There are many descriptions of a spin in these references but let’s go to the FAA AC 23-8C FLIGHT TEST GUIDE FOR CERTIFICATION OF PART 23 AIRPLANES for the definitive one:
“A spin is a sustained autorotation at angles-of-attack above stall. The rotary motions of the spin may have oscillations in pitch, roll, and yaw superimposed upon them. The fully developed spin is attained when the trajectory has become vertical and the spin characteristics are approximately repeatable from turn to turn. Some airplanes can autorotate for several turns, repeating the body motions at some interval, and never stabilize. Most airplanes will not attain a fully developed spin in one turn.”
AC23-8C also describes spin recovery:
“Recoveries should consist of throttle reduced to idle, ailerons neutralized, full opposite rudder, followed by forward elevator control as required to get the wing out of stall and recover to level flight.
For acrobatic category spins, the manufacturer may establish additional recovery procedures, provided they show compliance for those procedures with this section.”
So, if the aeroplane is autorotating then it is a spin and the spin recovery method in the Flight Manual must be used. After all, for a type not approved for spinning, it has only been tested for up to one turn in a spin, so still in the incipient phase, and the flight manual is very clear on what to do if it starts to spin.
That “standard” spin recovery technique referred to in the CASA MOS must be that described in AC23-8C above which is the same as in the FAA’s Airplane Flying Handbook.

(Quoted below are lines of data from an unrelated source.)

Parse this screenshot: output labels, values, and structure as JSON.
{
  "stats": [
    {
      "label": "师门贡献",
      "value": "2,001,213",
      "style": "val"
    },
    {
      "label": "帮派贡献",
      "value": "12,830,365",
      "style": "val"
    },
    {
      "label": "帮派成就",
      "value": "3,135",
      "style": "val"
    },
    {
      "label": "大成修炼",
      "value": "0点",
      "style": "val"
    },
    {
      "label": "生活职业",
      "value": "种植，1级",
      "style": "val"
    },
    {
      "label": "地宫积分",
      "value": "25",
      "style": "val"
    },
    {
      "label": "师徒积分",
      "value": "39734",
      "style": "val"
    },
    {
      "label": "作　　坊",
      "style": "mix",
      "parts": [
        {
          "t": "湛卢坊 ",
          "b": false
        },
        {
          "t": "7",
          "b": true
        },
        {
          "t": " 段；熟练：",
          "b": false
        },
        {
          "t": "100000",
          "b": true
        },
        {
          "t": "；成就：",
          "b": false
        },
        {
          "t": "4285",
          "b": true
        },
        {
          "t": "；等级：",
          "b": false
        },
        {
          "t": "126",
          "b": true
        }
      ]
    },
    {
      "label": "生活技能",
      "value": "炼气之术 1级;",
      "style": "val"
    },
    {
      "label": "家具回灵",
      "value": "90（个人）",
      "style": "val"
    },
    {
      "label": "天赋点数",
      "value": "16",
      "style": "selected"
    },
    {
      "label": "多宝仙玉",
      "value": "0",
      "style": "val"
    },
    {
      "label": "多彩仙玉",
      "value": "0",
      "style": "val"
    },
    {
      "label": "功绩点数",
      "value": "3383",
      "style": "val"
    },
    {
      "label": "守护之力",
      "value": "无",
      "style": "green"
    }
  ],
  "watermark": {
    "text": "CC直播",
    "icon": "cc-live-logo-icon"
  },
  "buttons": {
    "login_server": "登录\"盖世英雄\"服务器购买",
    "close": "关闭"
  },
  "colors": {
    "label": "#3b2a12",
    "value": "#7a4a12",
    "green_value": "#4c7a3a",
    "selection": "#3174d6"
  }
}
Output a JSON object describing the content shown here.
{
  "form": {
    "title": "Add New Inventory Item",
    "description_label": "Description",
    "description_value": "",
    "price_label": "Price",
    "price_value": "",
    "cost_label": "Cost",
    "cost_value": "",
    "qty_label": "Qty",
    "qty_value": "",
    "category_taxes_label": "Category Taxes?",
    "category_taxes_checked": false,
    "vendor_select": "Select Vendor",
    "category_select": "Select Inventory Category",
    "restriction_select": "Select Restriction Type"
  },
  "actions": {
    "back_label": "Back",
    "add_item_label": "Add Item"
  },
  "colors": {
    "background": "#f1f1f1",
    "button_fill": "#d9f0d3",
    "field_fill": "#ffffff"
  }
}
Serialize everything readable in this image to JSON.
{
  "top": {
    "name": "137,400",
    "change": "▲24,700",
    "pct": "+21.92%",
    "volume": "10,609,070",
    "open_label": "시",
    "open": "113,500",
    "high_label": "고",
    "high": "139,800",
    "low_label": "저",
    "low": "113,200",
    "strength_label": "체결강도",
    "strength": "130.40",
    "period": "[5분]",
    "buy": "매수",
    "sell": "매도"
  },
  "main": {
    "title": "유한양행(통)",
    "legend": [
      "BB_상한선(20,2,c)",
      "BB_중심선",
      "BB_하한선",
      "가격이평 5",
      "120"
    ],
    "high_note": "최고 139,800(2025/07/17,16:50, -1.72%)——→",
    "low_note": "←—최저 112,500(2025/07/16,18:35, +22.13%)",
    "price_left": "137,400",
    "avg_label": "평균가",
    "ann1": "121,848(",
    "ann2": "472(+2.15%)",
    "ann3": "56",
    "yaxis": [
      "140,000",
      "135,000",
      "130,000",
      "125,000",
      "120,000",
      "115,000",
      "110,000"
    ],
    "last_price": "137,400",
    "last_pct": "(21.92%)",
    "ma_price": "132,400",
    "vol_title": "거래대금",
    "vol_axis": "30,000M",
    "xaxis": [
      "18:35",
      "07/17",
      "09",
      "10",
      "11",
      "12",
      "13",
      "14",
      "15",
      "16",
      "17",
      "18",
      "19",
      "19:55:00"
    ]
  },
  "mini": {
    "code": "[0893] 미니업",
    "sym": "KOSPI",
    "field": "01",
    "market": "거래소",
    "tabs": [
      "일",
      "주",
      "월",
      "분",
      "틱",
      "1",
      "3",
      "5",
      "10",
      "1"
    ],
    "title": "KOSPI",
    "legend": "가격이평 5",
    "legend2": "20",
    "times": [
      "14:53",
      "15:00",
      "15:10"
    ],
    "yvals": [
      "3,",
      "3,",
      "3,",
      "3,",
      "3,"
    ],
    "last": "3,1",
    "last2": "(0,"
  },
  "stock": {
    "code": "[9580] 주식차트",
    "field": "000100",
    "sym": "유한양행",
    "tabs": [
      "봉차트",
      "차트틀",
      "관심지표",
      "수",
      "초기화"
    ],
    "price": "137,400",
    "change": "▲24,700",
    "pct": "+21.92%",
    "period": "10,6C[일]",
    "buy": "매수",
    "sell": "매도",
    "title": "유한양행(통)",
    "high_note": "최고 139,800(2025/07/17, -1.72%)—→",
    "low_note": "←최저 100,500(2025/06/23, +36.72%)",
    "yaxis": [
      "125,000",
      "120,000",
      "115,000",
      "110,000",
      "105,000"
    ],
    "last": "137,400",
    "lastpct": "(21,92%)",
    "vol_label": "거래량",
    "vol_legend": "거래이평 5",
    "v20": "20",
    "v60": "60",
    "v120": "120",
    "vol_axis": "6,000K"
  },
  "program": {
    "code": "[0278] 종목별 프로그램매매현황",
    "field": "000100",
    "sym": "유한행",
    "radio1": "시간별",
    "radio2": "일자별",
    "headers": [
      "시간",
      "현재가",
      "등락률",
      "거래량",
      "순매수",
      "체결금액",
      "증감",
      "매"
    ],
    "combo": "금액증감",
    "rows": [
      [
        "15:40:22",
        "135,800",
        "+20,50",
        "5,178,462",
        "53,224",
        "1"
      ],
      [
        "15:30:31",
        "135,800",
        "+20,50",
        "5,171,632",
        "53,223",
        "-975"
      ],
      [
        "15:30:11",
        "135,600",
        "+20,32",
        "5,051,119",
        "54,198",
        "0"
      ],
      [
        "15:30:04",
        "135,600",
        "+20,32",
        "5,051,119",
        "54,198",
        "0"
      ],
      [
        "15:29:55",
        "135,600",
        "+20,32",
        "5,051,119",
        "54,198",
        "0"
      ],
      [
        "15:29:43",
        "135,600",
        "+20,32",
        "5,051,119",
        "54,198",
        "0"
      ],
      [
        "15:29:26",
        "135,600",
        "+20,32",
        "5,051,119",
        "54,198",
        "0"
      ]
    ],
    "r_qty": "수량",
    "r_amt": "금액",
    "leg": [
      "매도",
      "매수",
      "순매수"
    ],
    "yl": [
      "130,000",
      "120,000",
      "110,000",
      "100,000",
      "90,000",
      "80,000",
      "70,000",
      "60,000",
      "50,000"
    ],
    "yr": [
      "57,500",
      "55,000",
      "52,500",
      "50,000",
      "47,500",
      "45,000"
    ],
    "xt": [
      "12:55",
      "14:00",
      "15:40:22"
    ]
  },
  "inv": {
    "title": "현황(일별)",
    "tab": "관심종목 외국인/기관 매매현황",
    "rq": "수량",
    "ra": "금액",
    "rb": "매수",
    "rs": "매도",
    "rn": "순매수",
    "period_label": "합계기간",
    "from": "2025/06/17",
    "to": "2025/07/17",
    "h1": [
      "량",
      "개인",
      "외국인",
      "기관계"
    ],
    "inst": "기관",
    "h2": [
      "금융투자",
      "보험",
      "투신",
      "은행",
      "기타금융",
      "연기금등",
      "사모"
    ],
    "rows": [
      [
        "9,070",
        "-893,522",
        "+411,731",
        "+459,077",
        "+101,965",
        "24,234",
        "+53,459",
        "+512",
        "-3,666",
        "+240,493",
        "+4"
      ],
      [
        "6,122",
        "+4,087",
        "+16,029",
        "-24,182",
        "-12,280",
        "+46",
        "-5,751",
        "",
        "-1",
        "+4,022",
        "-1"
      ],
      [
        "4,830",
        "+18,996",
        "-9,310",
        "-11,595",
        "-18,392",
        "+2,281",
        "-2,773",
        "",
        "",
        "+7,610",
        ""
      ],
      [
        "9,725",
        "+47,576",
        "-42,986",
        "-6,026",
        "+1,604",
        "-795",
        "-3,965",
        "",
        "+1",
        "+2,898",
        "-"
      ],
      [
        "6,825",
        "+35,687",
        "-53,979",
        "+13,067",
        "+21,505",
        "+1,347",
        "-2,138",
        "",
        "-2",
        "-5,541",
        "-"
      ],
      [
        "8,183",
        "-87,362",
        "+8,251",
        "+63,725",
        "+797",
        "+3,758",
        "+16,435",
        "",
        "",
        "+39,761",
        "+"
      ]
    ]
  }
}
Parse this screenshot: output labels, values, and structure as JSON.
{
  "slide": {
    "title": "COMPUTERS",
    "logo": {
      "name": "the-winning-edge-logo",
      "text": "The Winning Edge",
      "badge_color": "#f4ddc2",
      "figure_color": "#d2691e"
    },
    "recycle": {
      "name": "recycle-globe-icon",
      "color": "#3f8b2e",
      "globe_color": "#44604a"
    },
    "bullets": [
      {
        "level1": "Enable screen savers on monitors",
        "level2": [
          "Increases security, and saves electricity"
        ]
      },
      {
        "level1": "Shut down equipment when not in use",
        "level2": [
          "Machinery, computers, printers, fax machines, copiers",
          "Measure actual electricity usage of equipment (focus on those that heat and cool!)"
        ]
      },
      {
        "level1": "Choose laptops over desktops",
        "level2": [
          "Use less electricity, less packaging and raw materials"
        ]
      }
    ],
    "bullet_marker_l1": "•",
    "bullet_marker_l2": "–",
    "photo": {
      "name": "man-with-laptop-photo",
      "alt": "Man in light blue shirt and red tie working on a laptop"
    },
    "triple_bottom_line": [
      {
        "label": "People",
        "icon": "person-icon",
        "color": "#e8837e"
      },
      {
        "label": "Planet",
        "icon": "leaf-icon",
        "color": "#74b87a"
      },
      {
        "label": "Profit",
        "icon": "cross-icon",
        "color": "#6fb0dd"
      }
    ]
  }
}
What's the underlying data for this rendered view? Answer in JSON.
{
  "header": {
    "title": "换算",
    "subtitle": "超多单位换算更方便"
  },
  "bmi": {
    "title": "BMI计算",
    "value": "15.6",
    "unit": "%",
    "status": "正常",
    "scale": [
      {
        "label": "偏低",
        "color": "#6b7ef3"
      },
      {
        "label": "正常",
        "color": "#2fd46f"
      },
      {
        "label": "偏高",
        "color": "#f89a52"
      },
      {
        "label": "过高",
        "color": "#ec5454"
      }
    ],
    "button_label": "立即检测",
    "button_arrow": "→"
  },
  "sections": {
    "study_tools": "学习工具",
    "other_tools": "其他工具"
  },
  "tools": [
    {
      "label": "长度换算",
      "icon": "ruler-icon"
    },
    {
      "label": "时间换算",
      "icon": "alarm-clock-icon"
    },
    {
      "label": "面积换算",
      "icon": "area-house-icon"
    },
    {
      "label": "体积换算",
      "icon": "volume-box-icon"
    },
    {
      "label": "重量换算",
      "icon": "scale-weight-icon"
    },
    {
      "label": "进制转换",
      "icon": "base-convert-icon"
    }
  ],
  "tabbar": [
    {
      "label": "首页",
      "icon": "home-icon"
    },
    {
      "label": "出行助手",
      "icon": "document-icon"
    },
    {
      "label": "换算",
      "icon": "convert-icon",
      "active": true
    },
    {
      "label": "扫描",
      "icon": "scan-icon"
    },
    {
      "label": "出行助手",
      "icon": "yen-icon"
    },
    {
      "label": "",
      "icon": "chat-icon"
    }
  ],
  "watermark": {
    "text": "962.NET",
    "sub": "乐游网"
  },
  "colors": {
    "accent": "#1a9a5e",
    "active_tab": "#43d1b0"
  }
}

FAA AC 61-67C – Stall and Spin Awareness Training includes this excellent advice:
“…. to provide a margin of safety when recovery from a stall is delayed, normal category airplanes are tested during certification and must be able to recover from a one turn spin or a 3-second spin, whichever takes longer, in not more than one additional turn with the controls used in the manner normally used for recovery … The pilot of an airplane placarded against intentional spins should assume that the airplane may become uncontrollable in a spin.” That description of “controls used in the manner normally used for recovery” is specified in the Flight Manual.